Nobel laureate Mundell foreshadowed euro
By Jonathan Lynn
STOCKHOLM (Reuters): Much of the debate about European economic and monetary union was foreshadowed in research nearly 40 years ago by Robert Mundell, awarded this year's Nobel economics prize on Wednesday.
In his seminal article in 1961 on optimum currency areas, Mundell posed the radical question of when it was advantageous for a number of regions to relinquish monetary sovereignty in favor of a common currency.
On Wednesday, the Nobel prize-winner played down the idea that he was the father of the euro, telling Reuters: "That is too strong -- maybe the godfather, maybe a godfather, one of several godfathers."
Mundell's work examined the advantages of a common currency, such as lower transaction costs in trade and less uncertainty about relative prices, and looked at the disadvantages in more detail.
The major drawback is the difficulty of maintaining employment when changes in demand or other "asymmetric shocks" require a reduction in real wages in a particular region.
For Mundell, high labour mobility to offset such disturbances was important for the survival of a joint currency.
"He characterized an optimum currency areas as a set of regions among which the propensity to migrate is high enough to ensure full employment when one of the regions faces an asymmetric shock," said the Royal Swedish Academy of Sciences, which awards the economics prize.
This remains highly relevant to the debate about the single currency, where one of the key issues is labour mobility in response to asymmetric shocks.
For instance if an economic downturn in France or Italy leads to an increase in unemployment, the government no longer has the option, with the single currency, of devaluing or cutting interest rates.
Nor, because of the EMU stability pact limiting budget deficits, does it have much scope to stimulate the economy through fiscal means such as tax cuts or increased spending.
Graham Bishop, adviser for European financial affairs at Salomon Smith Barney/Citigroup in London, and himself a long-time enthusiast for European monetary union, said Mundell's theory had been a key factor in developing a workable EMU.
"If the economic fraternity had all risen up as one and said it won't work, then maybe the politicians would have dropped the idea," Bishop said. "He provided a framework under which it could be demonstrated it had a good chance of working."
It remains to be seen, however, whether EMU will meet the conditions Mundell laid down in his theories.
"One of the huge debates about the euro was whether the relevant parts of the European Union constituted an optimal currency area within the Mundell test.
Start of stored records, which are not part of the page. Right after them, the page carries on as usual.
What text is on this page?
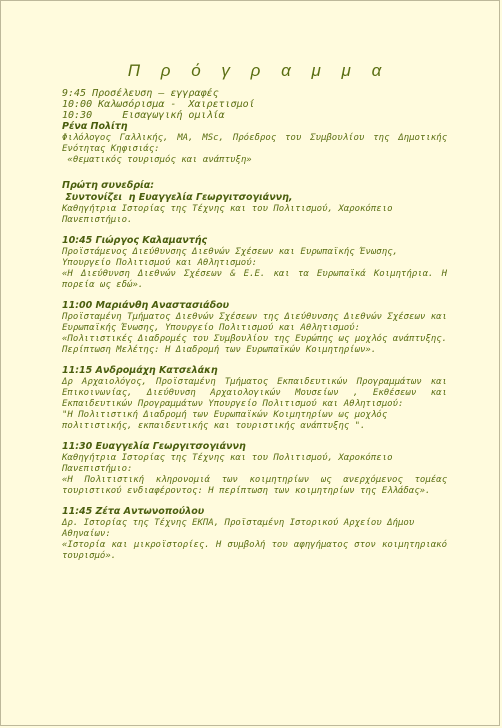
Π ρ ό γ ρ α μ μ α
9:45 Προσέλευση – εγγραφές
10:00 Καλωσόρισμα -  Χαιρετισμοί
10:30     Εισαγωγική ομιλία
Ρένα Πολίτη
Φιλόλογος Γαλλικής, ΜΑ, MSc, Πρόεδρος του Συμβουλίου της Δημοτικής Ενότητας Κηφισιάς:
«θεματικός τουρισμός και ανάπτυξη»
Πρώτη συνεδρία:
Συντονίζει  η Ευαγγελία Γεωργιτσογιάννη,
Καθηγήτρια Ιστορίας της Τέχνης και του Πολιτισμού, Χαροκόπειο Πανεπιστήμιο.
10:45 Γιώργος Καλαμαντής
Προϊστάμενος Διεύθυνσης Διεθνών Σχέσεων και Ευρωπαϊκής Ένωσης, Υπουργείο Πολιτισμού και Αθλητισμού:
«Η Διεύθυνση Διεθνών Σχέσεων & Ε.Ε. και τα Ευρωπαϊκά Κοιμητήρια. Η πορεία ως εδώ».
11:00 Μαριάνθη Αναστασιάδου
Προϊσταμένη Τμήματος Διεθνών Σχέσεων της Διεύθυνσης Διεθνών Σχέσεων και Ευρωπαϊκής Ένωσης, Υπουργείο Πολιτισμού και Αθλητισμού:
«Πολιτιστικές Διαδρομές του Συμβουλίου της Ευρώπης ως μοχλός ανάπτυξης. Περίπτωση Μελέτης: Η Διαδρομή των Ευρωπαϊκών Κοιμητηρίων».
11:15 Ανδρομάχη Κατσελάκη
Δρ Αρχαιολόγος, Προϊσταμένη Τμήματος Εκπαιδευτικών Προγραμμάτων και Επικοινωνίας, Διεύθυνση Αρχαιολογικών Μουσείων , Εκθέσεων και Εκπαιδευτικών Προγραμμάτων Υπουργείο Πολιτισμού και Αθλητισμού:
"Η Πολιτιστική Διαδρομή των Ευρωπαϊκών Κοιμητηρίων ως μοχλός πολιτιστικής, εκπαιδευτικής και τουριστικής ανάπτυξης ".
11:30 Ευαγγελία Γεωργιτσογιάννη
Καθηγήτρια Ιστορίας της Τέχνης και του Πολιτισμού, Χαροκόπειο Πανεπιστήμιο:
«Η Πολιτιστική κληρονομιά των κοιμητηρίων ως ανερχόμενος τομέας τουριστικού ενδιαφέροντος: Η περίπτωση των κοιμητηρίων της Ελλάδας».
11:45 Ζέτα Αντωνοπούλου
Δρ. Ιστορίας της Τέχνης ΕΚΠΑ, Προϊσταμένη Ιστορικού Αρχείου Δήμου Αθηναίων:
«Ιστορία και μικροϊστορίες. Η συμβολή του αφηγήματος στον κοιμητηριακό τουρισμό».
History will give that answer," said Bishop.
Mundell, who has watched the euro have a bumpy birth since it began trading in January -- it has fallen as much as 15 percent from post-launch peaks against a surging dollar and was on Wednesday at US$1.08 -- said it had performed as expected.
"I am very happy that it went down first because European currencies were very overvalued and unemployment was very high and the fact that the dollar was soaring very high against the euro was a good thing for Europe because it made Europe more competitive," he said in a brief interview in London.
He said he expected the dollar to depreciate as the U.S. economy slowed, possibly in 2000, and that he was looking for the single currency to trade between $1.05 and $1.15 next year.
"I could see at the end of next year it even going higher, but that would be something to worry about as it would not be good for Europe."
Mundell, born in Canada in 1932, has had plenty of opportunity to influence the policy debate directly.
After a stint in the research department of the International Monetary Fund in 1961-1963, the time of some of his most important work, he joined the monetary committee of the then European Economic Community's commission in 1970, and its study group on economic and monetary union in Europe in 1972-1973.
Mundell conducted his ground-breaking research when much of the world was governed by fixed exchange rates in the Bretton Woods system, and research into floating exchange rates and high capital mobility must have seemed an academic curiosity.
Besides considering when a country should give up its own currency, Mundell also established the policy implications of different exchange rate regimes.
Under a floating exchange rate, monetary policy becomes powerful and fiscal policy powerless, whereas the opposite is true under a fixed exchange rate.
So if there is free capital mobility, monetary policy can be orientated towards either an external objective, such as the exchange rate, or an internal domestic objective such as prices, but not both at the same time -- a conclusion now considered self-evident by most academic economists and policy-makers.